The official explanation

  • It is a service that accepts requests for a set of browser features and returns only the polyfill required by the requesting browser.
  • There are many different browsers and versions of browsers in use around the world, each with a completely different set of features than the others. This can make browser development a daunting task. The latest versions of popular browsers can do many things that older browsers cannot – but you may still have to support older browsers. By trying to recreate missing features using Polyfills, Polyfill.io makes it easier to support different browsers: you can use the latest and most powerful features in supported or unsupported browsers.
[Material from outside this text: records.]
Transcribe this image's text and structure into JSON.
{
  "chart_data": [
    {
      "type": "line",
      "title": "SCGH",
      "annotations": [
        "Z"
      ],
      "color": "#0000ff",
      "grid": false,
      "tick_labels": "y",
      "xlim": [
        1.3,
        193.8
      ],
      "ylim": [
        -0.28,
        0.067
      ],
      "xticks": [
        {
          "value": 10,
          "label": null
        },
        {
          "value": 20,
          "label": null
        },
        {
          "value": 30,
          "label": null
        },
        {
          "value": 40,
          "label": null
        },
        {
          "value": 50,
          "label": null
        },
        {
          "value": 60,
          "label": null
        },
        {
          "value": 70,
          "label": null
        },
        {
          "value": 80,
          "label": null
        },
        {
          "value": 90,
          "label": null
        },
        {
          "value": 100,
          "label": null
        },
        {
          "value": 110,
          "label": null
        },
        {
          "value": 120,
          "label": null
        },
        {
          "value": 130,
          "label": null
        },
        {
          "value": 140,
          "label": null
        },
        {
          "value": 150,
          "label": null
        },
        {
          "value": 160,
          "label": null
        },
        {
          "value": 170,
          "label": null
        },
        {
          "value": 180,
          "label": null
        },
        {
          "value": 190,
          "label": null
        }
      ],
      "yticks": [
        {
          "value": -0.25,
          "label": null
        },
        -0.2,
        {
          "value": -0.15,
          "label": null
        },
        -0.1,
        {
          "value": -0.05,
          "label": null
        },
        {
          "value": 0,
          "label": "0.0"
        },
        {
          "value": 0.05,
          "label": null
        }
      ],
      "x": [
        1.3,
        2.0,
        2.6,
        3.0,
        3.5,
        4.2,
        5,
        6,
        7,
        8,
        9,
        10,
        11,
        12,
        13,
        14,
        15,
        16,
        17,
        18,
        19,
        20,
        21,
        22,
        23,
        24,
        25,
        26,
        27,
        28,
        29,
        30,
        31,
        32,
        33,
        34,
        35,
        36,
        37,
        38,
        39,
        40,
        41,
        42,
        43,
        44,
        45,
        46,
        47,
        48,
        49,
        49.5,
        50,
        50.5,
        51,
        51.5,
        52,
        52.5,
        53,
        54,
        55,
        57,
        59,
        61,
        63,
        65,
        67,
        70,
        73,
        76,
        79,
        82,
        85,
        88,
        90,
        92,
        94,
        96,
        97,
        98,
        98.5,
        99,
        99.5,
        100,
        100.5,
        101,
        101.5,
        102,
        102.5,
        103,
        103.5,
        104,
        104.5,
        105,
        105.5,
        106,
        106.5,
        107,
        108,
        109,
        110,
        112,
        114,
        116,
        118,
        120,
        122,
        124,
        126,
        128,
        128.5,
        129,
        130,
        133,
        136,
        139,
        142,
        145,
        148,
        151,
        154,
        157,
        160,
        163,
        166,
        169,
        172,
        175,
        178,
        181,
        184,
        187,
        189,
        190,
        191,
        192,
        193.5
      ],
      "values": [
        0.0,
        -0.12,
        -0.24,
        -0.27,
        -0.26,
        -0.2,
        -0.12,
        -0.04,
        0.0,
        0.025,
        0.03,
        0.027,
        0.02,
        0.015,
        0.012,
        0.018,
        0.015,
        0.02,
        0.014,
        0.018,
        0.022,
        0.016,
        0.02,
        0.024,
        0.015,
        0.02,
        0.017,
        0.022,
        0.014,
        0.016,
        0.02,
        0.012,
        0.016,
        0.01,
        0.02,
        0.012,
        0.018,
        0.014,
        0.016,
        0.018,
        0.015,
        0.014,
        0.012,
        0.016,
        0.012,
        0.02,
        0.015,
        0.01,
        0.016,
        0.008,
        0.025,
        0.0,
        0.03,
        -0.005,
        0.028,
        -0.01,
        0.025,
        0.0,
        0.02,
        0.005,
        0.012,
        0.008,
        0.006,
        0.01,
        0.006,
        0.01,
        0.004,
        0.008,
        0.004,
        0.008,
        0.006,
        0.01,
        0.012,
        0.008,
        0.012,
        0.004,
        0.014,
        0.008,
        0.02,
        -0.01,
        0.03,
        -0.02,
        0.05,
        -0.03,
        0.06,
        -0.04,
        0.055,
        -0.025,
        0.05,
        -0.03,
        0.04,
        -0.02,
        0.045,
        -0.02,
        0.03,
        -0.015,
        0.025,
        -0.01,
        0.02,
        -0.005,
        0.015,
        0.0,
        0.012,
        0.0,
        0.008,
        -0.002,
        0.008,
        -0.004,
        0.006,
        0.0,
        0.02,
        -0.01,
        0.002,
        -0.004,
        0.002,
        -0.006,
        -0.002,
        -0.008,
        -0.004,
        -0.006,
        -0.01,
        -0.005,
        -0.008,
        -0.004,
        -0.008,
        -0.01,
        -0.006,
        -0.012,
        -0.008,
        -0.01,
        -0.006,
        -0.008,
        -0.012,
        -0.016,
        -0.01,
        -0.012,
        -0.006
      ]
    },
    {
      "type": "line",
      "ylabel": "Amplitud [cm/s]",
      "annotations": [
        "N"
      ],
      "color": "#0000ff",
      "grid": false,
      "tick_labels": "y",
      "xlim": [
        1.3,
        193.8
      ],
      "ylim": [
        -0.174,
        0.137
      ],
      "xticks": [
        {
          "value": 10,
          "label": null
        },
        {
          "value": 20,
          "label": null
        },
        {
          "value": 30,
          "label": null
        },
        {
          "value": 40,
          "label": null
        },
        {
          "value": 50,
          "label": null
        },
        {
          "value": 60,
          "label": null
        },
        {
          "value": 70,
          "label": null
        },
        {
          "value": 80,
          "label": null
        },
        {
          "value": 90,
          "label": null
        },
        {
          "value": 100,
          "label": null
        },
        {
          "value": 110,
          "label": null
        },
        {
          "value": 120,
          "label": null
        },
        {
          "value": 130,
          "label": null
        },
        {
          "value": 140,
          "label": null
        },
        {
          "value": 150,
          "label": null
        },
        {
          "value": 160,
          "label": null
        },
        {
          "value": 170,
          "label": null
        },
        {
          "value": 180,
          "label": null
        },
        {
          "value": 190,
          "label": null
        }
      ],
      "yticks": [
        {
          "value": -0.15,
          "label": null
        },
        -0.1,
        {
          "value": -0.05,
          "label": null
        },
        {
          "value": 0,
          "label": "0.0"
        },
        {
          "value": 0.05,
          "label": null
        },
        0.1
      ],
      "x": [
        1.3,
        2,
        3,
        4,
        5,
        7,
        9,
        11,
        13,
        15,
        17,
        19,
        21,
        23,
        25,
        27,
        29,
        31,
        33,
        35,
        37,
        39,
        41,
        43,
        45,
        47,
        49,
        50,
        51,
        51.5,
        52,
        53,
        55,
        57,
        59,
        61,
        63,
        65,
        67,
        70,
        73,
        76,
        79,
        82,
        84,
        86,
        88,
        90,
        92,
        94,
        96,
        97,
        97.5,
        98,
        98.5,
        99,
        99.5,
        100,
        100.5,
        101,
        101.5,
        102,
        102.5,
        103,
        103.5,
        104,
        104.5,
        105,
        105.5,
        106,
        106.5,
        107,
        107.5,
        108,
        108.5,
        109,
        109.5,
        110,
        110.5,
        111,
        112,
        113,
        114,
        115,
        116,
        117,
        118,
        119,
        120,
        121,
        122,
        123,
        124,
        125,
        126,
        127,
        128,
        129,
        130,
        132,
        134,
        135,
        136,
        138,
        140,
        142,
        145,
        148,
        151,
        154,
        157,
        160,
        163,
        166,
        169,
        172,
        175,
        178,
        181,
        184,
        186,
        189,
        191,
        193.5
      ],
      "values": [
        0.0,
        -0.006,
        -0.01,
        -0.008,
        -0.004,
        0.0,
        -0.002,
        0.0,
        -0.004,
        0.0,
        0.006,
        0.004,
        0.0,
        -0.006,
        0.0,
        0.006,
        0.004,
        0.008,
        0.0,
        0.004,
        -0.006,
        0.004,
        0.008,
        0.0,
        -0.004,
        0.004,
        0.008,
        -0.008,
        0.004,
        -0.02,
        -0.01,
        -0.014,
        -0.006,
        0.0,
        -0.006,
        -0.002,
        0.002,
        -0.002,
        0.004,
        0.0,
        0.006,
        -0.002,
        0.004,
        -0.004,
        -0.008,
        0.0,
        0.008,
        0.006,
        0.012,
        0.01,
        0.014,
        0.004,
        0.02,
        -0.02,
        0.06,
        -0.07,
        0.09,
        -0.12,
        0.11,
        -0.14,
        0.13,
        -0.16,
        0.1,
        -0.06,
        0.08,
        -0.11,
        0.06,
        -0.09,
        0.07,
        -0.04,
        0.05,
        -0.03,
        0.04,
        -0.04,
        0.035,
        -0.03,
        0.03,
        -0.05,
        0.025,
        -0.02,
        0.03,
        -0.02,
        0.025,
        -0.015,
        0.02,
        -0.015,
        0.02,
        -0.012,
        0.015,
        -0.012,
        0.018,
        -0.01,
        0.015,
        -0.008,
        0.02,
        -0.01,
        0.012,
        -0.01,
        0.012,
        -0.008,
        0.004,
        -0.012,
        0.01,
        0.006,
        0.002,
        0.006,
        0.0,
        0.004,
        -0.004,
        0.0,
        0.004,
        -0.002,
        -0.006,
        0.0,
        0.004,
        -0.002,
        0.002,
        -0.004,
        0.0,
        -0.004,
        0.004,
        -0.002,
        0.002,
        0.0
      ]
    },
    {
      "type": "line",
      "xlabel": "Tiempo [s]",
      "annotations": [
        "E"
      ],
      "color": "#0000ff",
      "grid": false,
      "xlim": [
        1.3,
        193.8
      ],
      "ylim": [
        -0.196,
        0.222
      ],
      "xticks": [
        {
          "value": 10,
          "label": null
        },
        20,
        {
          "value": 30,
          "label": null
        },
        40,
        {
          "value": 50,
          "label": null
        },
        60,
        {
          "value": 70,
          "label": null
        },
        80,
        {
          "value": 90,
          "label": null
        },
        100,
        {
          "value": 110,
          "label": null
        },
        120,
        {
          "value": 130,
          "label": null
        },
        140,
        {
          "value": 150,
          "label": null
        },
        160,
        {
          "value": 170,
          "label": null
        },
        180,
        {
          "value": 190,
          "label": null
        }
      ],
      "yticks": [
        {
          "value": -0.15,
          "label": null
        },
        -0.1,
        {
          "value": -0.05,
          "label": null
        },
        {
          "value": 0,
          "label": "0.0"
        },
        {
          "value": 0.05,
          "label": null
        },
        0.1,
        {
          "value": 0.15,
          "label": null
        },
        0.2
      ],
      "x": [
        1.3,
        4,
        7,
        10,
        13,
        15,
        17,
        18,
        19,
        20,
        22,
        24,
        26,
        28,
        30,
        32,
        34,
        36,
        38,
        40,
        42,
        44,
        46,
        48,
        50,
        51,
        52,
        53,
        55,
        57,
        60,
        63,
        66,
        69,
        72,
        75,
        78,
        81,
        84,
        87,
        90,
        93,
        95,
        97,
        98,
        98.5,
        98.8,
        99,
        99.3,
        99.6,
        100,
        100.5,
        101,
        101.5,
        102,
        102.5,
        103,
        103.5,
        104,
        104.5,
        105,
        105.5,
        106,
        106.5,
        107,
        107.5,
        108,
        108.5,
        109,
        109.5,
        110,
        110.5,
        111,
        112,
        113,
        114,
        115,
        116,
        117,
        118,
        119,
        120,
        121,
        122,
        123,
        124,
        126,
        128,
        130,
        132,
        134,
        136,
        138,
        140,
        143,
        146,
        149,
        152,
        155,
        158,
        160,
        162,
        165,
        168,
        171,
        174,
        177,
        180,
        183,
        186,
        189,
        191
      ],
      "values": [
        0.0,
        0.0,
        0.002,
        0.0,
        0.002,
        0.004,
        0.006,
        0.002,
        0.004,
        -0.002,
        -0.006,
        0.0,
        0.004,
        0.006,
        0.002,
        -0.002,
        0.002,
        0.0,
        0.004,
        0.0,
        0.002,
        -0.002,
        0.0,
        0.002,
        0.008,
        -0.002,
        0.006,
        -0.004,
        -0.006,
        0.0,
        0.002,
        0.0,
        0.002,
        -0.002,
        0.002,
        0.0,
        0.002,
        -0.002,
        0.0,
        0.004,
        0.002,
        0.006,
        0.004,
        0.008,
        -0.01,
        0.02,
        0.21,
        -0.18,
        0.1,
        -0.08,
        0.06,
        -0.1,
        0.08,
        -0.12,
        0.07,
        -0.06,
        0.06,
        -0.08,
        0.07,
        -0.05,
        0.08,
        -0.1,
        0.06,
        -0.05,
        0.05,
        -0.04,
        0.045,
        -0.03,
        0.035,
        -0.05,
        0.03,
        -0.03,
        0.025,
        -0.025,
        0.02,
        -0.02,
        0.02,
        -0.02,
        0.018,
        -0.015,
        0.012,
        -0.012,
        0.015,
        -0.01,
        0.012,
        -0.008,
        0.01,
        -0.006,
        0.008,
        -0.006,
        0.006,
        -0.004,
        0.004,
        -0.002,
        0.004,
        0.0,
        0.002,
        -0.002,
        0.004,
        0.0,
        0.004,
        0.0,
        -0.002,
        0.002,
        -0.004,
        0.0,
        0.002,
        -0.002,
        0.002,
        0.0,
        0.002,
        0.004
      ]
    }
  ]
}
throughcaniuseA query showed that promise was 96.17% compatible

Since Polyfill is not required, some browsers that do not support the new ES6 syntax need to load Polyfill for 3%. It is not necessary for a few users to have all users load Polyfill;

We can use polyfill-service to only return the required polyfill to the User. Every time the User opens a page, the browser will request the Polyfill-service, and the Polyfill-service will identify the User Agent. IO /v3/url-buil… IO /v3/url-buil…

Or by introducing the CDN < script SRC = “https://cdn.polyfill.io/v2/polyfill.min.js” > < / script > to load the polyfill – service IO /v3/polyfill… Url to view the situation of User Agent in different browsers;

Webpack4 packaging construction speed optimization and volume optimization of the content of this end, the article through learning Cheng Liufeng teacher “Play webpack” course practice summary, welcome to discuss and correction, above.